Lalu, malam show pun tiba. Kami menuju gedung pementasan. ruang pementasan sudah hampir penuh saat kami tiba. Kami menunggu di belakang area penonton yang cukup besar dan leluasa bagi kami untuk bersiap. Kami pentas diurutan ke tujuh, beberapa aktor kami sudah tertidur. beberapa yang lain tiba tiba nervous, panik, menangis, sakit perut, mau muntah beberapa menit sebelum giliran kita. Dan itu wajar, panggung ini adalah panggung besar untuk kami yang baru berproses kurang lebih tiga bulan. Dan baru pentas 2 kali dengan penonton. Bersama Ibu, aktor aktor melakukan relaksasi diberi semangat diberi input input yang memotivasi.
“Teater Anak Ketjil, TAKLUKKKKAN “ kami berteriak lalu bertekad menampilkan sebaik yang kami bisa. saya duduk di samping kanan panggung bersama Puang Udi sebagai penata musiknya. Dan, pementasan berjalan lancar. Aktor aktris menampilkan totalitas bahkan puisi penutup Toakala sangat menyentuh dan membuat saya terharu. Kami betul betul menaklukkan panggung malam itu.
Kami pulang dengan lega dan bahagia. Perjalanan pulang ke penginapan kami isi dengan menyanyi sekeras kerasnya tanpa beban. Malam pun berakhir dengan cerita masing masing dari perspektif yang berbeda.
Keesokan harinya, mungkin karena capek kami bangun tidak secepat kemarin. Agenda hari ini adalah membeli oleole lalu kembali ke Makassar. Sebelumnya, kami sarapan soto di pinggir jalan. Sotonya enak dan suasananya unik. Walau matahari sudah menemani, tapi Malang tidak sepanas Makassar. Harusnya kami naik MACITO sebelum pulang, tapi sayang sudah full booked.
Walau tidak mengeksplor kota Malang secara maksimal, perjalanan ini bagi saya adalah pengalaman yang akan terus saya ingat. Bukan hanya karena pentas di panggung nasional namun juga karena diberi kesempatan untuk menikmati 2 malam 3 hari bersama teman teman. Saya harap, perjalan ini juga berkesan untuk mereka.
Menuju Surabaya, kami semua tertidur.
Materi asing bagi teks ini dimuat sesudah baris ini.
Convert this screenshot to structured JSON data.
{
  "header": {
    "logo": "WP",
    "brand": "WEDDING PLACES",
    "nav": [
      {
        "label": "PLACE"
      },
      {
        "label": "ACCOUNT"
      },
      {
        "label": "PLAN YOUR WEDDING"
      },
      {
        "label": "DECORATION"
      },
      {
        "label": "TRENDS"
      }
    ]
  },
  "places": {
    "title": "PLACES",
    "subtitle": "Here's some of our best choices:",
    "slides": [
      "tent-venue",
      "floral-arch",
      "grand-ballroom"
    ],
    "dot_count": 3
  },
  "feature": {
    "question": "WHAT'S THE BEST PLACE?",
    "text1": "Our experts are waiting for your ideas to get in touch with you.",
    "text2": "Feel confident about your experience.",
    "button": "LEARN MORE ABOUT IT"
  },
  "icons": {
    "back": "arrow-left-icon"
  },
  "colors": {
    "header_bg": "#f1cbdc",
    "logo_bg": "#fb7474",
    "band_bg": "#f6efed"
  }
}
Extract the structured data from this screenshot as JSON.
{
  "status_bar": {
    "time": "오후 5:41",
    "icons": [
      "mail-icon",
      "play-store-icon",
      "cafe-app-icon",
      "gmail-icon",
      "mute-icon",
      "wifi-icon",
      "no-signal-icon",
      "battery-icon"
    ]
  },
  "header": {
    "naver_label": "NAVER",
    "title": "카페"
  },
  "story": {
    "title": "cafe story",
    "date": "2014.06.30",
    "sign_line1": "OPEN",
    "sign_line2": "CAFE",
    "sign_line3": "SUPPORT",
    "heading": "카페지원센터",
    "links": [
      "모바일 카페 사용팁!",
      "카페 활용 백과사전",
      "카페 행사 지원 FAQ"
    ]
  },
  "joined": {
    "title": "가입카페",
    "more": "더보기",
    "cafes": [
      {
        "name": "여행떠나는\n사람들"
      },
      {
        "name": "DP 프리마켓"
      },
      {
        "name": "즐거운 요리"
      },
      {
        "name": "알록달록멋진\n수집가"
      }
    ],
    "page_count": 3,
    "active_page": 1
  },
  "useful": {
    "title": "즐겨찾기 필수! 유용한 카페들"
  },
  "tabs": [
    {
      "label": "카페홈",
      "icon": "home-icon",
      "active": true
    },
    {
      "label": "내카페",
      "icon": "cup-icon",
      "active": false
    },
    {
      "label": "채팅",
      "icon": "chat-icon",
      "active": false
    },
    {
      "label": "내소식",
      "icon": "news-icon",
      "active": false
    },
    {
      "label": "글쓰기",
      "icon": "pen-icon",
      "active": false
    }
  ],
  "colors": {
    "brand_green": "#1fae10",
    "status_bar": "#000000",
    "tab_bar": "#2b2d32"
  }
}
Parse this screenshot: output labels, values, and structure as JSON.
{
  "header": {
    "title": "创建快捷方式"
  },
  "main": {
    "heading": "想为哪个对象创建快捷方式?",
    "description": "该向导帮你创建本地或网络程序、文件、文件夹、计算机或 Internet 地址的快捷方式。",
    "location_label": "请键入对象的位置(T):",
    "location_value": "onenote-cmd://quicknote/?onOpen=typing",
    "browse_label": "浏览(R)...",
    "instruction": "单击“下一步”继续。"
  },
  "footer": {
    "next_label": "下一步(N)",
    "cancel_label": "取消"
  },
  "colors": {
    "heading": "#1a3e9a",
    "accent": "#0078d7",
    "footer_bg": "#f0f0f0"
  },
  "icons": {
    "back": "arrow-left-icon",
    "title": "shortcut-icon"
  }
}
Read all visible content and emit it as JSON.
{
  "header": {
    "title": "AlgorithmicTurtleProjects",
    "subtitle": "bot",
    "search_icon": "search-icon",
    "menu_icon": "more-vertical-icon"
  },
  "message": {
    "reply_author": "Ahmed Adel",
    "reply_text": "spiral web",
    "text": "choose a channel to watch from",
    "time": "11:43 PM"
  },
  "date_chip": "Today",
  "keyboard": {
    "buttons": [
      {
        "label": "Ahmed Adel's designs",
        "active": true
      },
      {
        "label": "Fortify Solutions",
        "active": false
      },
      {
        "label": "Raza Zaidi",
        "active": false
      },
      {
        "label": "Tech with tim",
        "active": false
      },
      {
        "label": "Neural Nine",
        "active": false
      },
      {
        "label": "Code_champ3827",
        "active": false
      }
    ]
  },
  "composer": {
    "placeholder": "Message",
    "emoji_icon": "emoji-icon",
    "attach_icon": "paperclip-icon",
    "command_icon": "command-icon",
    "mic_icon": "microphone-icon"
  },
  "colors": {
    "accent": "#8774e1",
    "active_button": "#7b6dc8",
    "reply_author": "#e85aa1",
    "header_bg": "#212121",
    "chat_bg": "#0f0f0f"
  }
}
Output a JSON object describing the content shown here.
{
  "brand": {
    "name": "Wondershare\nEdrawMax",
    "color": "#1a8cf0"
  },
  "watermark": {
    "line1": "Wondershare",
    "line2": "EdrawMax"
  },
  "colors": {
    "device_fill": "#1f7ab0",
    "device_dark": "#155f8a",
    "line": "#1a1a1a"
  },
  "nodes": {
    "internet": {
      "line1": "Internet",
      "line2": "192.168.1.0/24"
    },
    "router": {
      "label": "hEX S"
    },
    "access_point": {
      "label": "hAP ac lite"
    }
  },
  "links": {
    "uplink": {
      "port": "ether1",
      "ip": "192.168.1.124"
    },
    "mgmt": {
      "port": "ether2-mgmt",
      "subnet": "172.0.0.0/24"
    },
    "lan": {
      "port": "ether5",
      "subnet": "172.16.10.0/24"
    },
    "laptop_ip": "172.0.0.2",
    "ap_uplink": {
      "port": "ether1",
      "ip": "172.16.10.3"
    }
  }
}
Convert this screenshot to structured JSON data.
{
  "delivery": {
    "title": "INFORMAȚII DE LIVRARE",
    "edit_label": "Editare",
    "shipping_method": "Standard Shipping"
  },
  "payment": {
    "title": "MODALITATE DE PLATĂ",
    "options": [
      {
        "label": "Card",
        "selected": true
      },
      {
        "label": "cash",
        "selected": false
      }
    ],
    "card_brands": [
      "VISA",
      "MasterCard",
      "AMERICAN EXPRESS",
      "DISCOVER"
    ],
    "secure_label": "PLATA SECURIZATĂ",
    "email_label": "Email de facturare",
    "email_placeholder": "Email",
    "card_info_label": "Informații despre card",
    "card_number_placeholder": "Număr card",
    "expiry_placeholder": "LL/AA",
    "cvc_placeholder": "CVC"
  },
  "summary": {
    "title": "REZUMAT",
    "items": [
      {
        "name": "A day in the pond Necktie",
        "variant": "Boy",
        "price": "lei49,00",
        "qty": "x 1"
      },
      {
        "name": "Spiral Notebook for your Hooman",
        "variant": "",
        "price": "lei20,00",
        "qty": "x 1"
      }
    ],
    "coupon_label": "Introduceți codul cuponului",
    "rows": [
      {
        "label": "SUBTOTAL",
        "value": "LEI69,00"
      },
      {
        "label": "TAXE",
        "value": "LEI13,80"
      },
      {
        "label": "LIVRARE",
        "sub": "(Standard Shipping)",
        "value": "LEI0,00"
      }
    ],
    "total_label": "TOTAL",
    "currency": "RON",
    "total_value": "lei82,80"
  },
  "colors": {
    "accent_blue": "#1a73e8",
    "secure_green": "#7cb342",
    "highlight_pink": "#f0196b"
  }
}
Di Bandara Juanda, kami menunggu kurang lebih dua jam. Lalu terbang menuju Makassar. Ahamdulillah penerbangannya lancar dan kami sampai di bandara Sultan Hasanuddin disaat Maghrib.
Di bandara, orang tua para aktor dan aktris telah menunggu. dan saat kami keluar, orang tua dan keluarga yang menjemput teman teman bersorak dan tidak tahu kenapa seluruh orang orang yang ada di sana juga ikut bersorak. Pokoknya keren sekali, seolah kami kontingen atlet yang menang kejuaraan.
Yah, kami memang menang banyak selama tiga hari itu. Kami belajar untuk bekerja dalam tim, belajar tidak mementingkan keinginan kami, belajar menyampaikan pendapat dan belajar mengurusi diri kami sendiri. Pengalaman ini semoga juga akan diingat teman teman yang lain sebagai pengalaman masa kecil yang berharga.